Although generally enforceable, prenuptial agreements can be invalidated if one party can show it “to be the product of fraud, duress, overreaching resulting in manifest unfairness or other inequitable conduct.” The wife’s claim focused on only one potential basis for invalidation: overreaching. To prevail on this claim, she needed to show “overreaching in the execution, such as the concealment of facts, misrepresentation, cunning, cheating, sharp practice, or some other form of deception,” which resulted in an agreement with “terms so manifestly unfair as to warrant equity’s intervention.”

This standard has left in place prenuptial agreements that were executed in harsh circumstances. An agreement was enforced when a man threatened not to go through with the wedding to his pregnant wife if she refused to sign; another was enforced because she didn’t want the wedding to be cancelled. The court in Gottlieb was thus not impressed by Alexandra’s story. It did not believe that she had “no meaningful choice” whether to enter into the prenuptial agreement; indeed, she signed it against the advice of her lawyer. As the court explained, “[w]e cannot set aside the agreement here merely because the husband’s repeated refusal to marry his then-pregnant fiancée without a prenuptial agreement might be viewed by some as callous.”
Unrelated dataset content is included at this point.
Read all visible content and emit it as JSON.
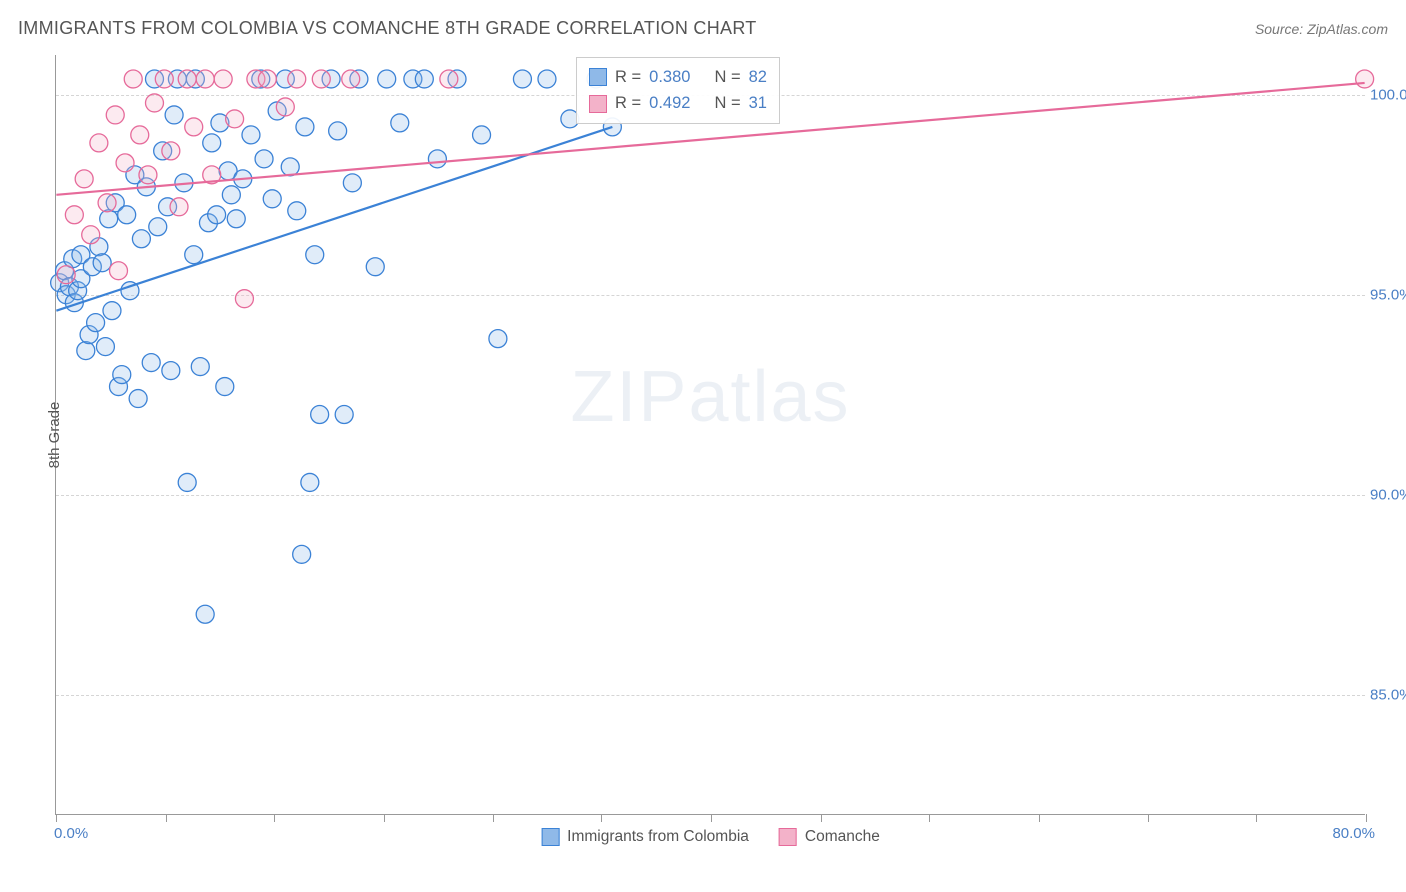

Alexandra pointed to some facts alleged to support a claim of fraud, but the court did not agree as to their significance. Although she alleged he knew and failed to correct a typo in the agreement (stating that he had to purchase an apartment worth no more than 20 percent of comparably sized apartments, when the parties had verbally agreed to 120 percent), Jacob agreed to be bound by the intended value rather than the written word. She also claimed that he had been deliberately unclear about the promised trust for his children in the event of his death, but since that clause had no effect on Alexandra’s rights upon divorce, the court deemed any alleged misrepresentation irrelevant.
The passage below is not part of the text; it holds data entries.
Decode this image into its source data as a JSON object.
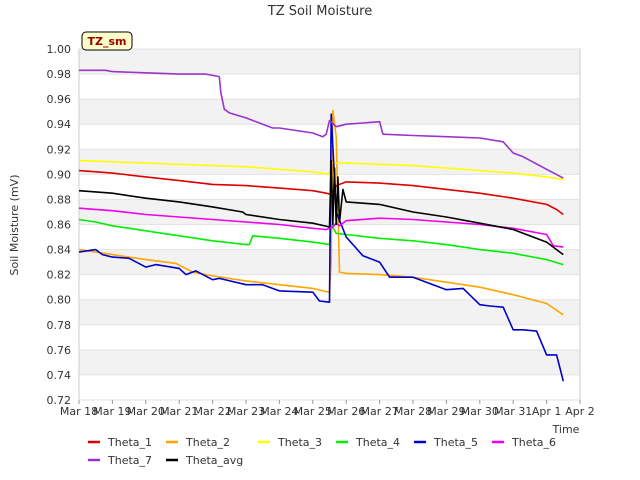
{
  "chart_data": {
    "type": "line",
    "title": "TZ Soil Moisture",
    "xlabel": "Time",
    "ylabel": "Soil Moisture (mV)",
    "badge": "TZ_sm",
    "ylim": [
      0.72,
      1.0
    ],
    "xlim": [
      0,
      15
    ],
    "yticks": [
      "1.00",
      "0.98",
      "0.96",
      "0.94",
      "0.92",
      "0.90",
      "0.88",
      "0.86",
      "0.84",
      "0.82",
      "0.80",
      "0.78",
      "0.76",
      "0.74",
      "0.72"
    ],
    "xtick_labels": [
      "Mar 18",
      "Mar 19",
      "Mar 20",
      "Mar 21",
      "Mar 22",
      "Mar 23",
      "Mar 24",
      "Mar 25",
      "Mar 26",
      "Mar 27",
      "Mar 28",
      "Mar 29",
      "Mar 30",
      "Mar 31",
      "Apr 1",
      "Apr 2"
    ],
    "series": [
      {
        "name": "Theta_1",
        "color": "#dd0000",
        "x": [
          0,
          1,
          2,
          3,
          4,
          5,
          6,
          7,
          7.4,
          7.55,
          7.7,
          8,
          9,
          10,
          11,
          12,
          13,
          14,
          14.3,
          14.5
        ],
        "y": [
          0.903,
          0.901,
          0.898,
          0.895,
          0.892,
          0.891,
          0.889,
          0.887,
          0.885,
          0.884,
          0.891,
          0.894,
          0.893,
          0.891,
          0.888,
          0.885,
          0.881,
          0.876,
          0.872,
          0.868
        ]
      },
      {
        "name": "Theta_2",
        "color": "#ffa500",
        "x": [
          0,
          0.5,
          1,
          2,
          2.9,
          3.4,
          4,
          5,
          6,
          7,
          7.3,
          7.5,
          7.55,
          7.6,
          7.7,
          7.8,
          8,
          9,
          10,
          11,
          12,
          13,
          14,
          14.5
        ],
        "y": [
          0.84,
          0.838,
          0.836,
          0.832,
          0.829,
          0.822,
          0.819,
          0.815,
          0.812,
          0.809,
          0.807,
          0.806,
          0.83,
          0.951,
          0.93,
          0.822,
          0.821,
          0.82,
          0.818,
          0.814,
          0.81,
          0.804,
          0.797,
          0.788
        ]
      },
      {
        "name": "Theta_3",
        "color": "#ffff00",
        "x": [
          0,
          1,
          2,
          3,
          4,
          5,
          6,
          7,
          7.5,
          7.55,
          8,
          9,
          10,
          11,
          12,
          13,
          14,
          14.5
        ],
        "y": [
          0.911,
          0.91,
          0.909,
          0.908,
          0.907,
          0.906,
          0.904,
          0.902,
          0.9,
          0.909,
          0.909,
          0.908,
          0.907,
          0.905,
          0.903,
          0.901,
          0.898,
          0.896
        ]
      },
      {
        "name": "Theta_4",
        "color": "#00ee00",
        "x": [
          0,
          0.5,
          1,
          2,
          3,
          4,
          5,
          5.1,
          5.2,
          6,
          7,
          7.5,
          7.55,
          7.7,
          8,
          9,
          10,
          11,
          12,
          13,
          14,
          14.5
        ],
        "y": [
          0.864,
          0.862,
          0.859,
          0.855,
          0.851,
          0.847,
          0.844,
          0.844,
          0.851,
          0.849,
          0.846,
          0.844,
          0.86,
          0.853,
          0.852,
          0.849,
          0.847,
          0.844,
          0.84,
          0.837,
          0.832,
          0.828
        ]
      },
      {
        "name": "Theta_5",
        "color": "#0000cc",
        "x": [
          0,
          0.5,
          0.7,
          1,
          1.5,
          2,
          2.3,
          3,
          3.2,
          3.5,
          4,
          4.2,
          5,
          5.5,
          6,
          7,
          7.2,
          7.5,
          7.55,
          7.7,
          8,
          8.5,
          9,
          9.3,
          10,
          11,
          11.5,
          12,
          12.3,
          12.7,
          13,
          13.3,
          13.7,
          14,
          14.3,
          14.5
        ],
        "y": [
          0.838,
          0.84,
          0.836,
          0.834,
          0.833,
          0.826,
          0.828,
          0.825,
          0.82,
          0.823,
          0.816,
          0.817,
          0.812,
          0.812,
          0.807,
          0.806,
          0.799,
          0.798,
          0.948,
          0.87,
          0.85,
          0.835,
          0.83,
          0.818,
          0.818,
          0.808,
          0.809,
          0.796,
          0.795,
          0.794,
          0.776,
          0.776,
          0.775,
          0.756,
          0.756,
          0.735
        ]
      },
      {
        "name": "Theta_6",
        "color": "#ee00ee",
        "x": [
          0,
          1,
          2,
          3,
          4,
          5,
          6,
          7,
          7.4,
          7.6,
          7.7,
          7.8,
          8,
          9,
          10,
          11,
          12,
          13,
          14,
          14.2,
          14.5
        ],
        "y": [
          0.873,
          0.871,
          0.868,
          0.866,
          0.864,
          0.862,
          0.86,
          0.857,
          0.856,
          0.858,
          0.861,
          0.859,
          0.863,
          0.865,
          0.864,
          0.862,
          0.86,
          0.857,
          0.852,
          0.843,
          0.842
        ]
      },
      {
        "name": "Theta_7",
        "color": "#9933cc",
        "x": [
          0,
          0.8,
          1,
          2,
          3,
          3.8,
          4.2,
          4.25,
          4.35,
          4.5,
          5,
          5.5,
          5.8,
          6,
          7,
          7.3,
          7.4,
          7.5,
          7.55,
          7.7,
          8,
          8.5,
          9,
          9.1,
          10,
          11,
          12,
          12.7,
          13,
          13.3,
          14,
          14.5
        ],
        "y": [
          0.983,
          0.983,
          0.982,
          0.981,
          0.98,
          0.98,
          0.978,
          0.965,
          0.952,
          0.949,
          0.945,
          0.94,
          0.937,
          0.937,
          0.933,
          0.93,
          0.932,
          0.943,
          0.942,
          0.938,
          0.94,
          0.941,
          0.942,
          0.932,
          0.931,
          0.93,
          0.929,
          0.926,
          0.917,
          0.914,
          0.904,
          0.897
        ]
      },
      {
        "name": "Theta_avg",
        "color": "#000000",
        "x": [
          0,
          1,
          2,
          3,
          4,
          4.9,
          5,
          6,
          7,
          7.5,
          7.55,
          7.6,
          7.65,
          7.7,
          7.75,
          7.8,
          7.9,
          8,
          9,
          10,
          11,
          12,
          13,
          14,
          14.3,
          14.5
        ],
        "y": [
          0.887,
          0.885,
          0.881,
          0.878,
          0.874,
          0.87,
          0.868,
          0.864,
          0.861,
          0.858,
          0.911,
          0.86,
          0.905,
          0.86,
          0.898,
          0.862,
          0.888,
          0.878,
          0.876,
          0.87,
          0.866,
          0.861,
          0.856,
          0.846,
          0.84,
          0.836
        ]
      }
    ]
  }
}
The court therefore concluded that Jacob did not engage in overreaching sufficient to call the agreement’s validity into question. Under prior cases, the court need not, then, have considered whether the agreement was “manifestly unfair.” But because the dissent argued that it was, the majority addressed this issue as well. (The dissent constructs a compelling narrative of unfairness and overreaching to support its argument for a trial on remand.) Given that the agreement provided the wife with spousal support until the younger child reached age four; “free luxury housing” until the children turn 18; half of all jointly titled assets; and $300,000 per year of marriage, the court concluded that the agreement did not reach that standard. The court “cannot invalidate the agreement merely because the husband has more than enough assets to give the wife additional funds. . . . The wife bargained for the benefits she would receive in the event of a divorce, and we decline to undo the agreement merely because she may now, in retrospect, view her choices as having been improvidently made.”

Conclusion

Although the circumstances surrounding execution of this agreement may seem—and in fact be—harsh, they are par for the course in prenuptial agreement law. By their very nature, prenuptial agreements often involve great disparities in wealth and execution under pressured conditions. The job of courts is to implement legislative policy, which means drawing the line between the grossly unbearable and the merely distasteful agreements. And whether this is a proper application of the law or not, this woman was facing an uphill battle because she walked away with millions at her disposal, almost no personal responsibility for the cost of raising her children, and a free (nice) place to live. To the extent heartstrings play any role in law, they were not playing here.

Perhaps the real question here is why these parties couldn’t have found their way to a settlement—and liberation from one another—in the last four years. With a net worth of $188 million, and co-responsibility for two children, perhaps the husband could have offered enough to fend off the challenge to the prenup. But divorce breeds a special kind of contempt—and litigiousness—that may have plagued these parties, as it does so many others. It seems like there must be a better way. Mediator, anyone?